睡眠の質を向上させるためには、毎晩同じ時間に寝る習慣を作り、朝起きる時間も一定にすることで、体内時計を整えることが重要です。寝室は静かで暗く、快適な温度と湿度を保つようにしましょう。

また、日中に適度な活動を行うことで、夜の睡眠を促進することが可能。運動を取り入れて、活発な過ごし方を心がけましょう。なお、夜には過度の運動、興奮を引き起こす活動を避けるべきです。

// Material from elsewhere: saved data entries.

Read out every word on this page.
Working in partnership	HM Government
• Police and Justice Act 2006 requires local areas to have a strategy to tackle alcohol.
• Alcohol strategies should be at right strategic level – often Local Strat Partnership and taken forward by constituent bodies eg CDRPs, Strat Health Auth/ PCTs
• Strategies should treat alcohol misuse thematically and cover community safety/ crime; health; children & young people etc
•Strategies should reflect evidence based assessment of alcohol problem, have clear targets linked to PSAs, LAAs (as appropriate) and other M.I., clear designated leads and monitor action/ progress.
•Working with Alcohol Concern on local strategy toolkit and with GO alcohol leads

また、血管性認知症を発症している場合、睡眠障害が現れることがあります。不眠、過度の眠気などの症状が見られる場合は、すみやかに医師へ相談し、専門的な評価と管理を受けることが重要です。適切な睡眠障害の治療を受けることで、睡眠の質の改善が期待できます。

禁煙

喫煙は血管を収縮させ、血流を制限。また、喫煙は体内の炎症反応を引き起こす可能性も。炎症反応は血管内の血液循環を妨げ、血管内膜の損傷を引き起こす要因となるのです。さらに禁煙によって血管の損傷、詰まりを減少させ、脳に十分な酸素、栄養を供給することが可能になります。

アルコールの適量化

アルコールは脳の機能に干渉し、認知機能の低下、血管の損傷を引き起こすことが知られているため、適切なアルコール量の摂取と頻度を心掛けましょう。

適度な運動

適度な運動を行うことで、脳の血流を増加させる効果があります。運動により心臓のポンプ作用が高まり、血液がスムーズに全身に送られるため、脳への酸素や栄養供給が向上。これにより、認知機能の改善が期待できます。また、適度な運動は、筋力やバランス、柔軟性などの身体的機能を維持して転倒や怪我のリスクを減らし、日常生活の自立性を維持することも可能なのです。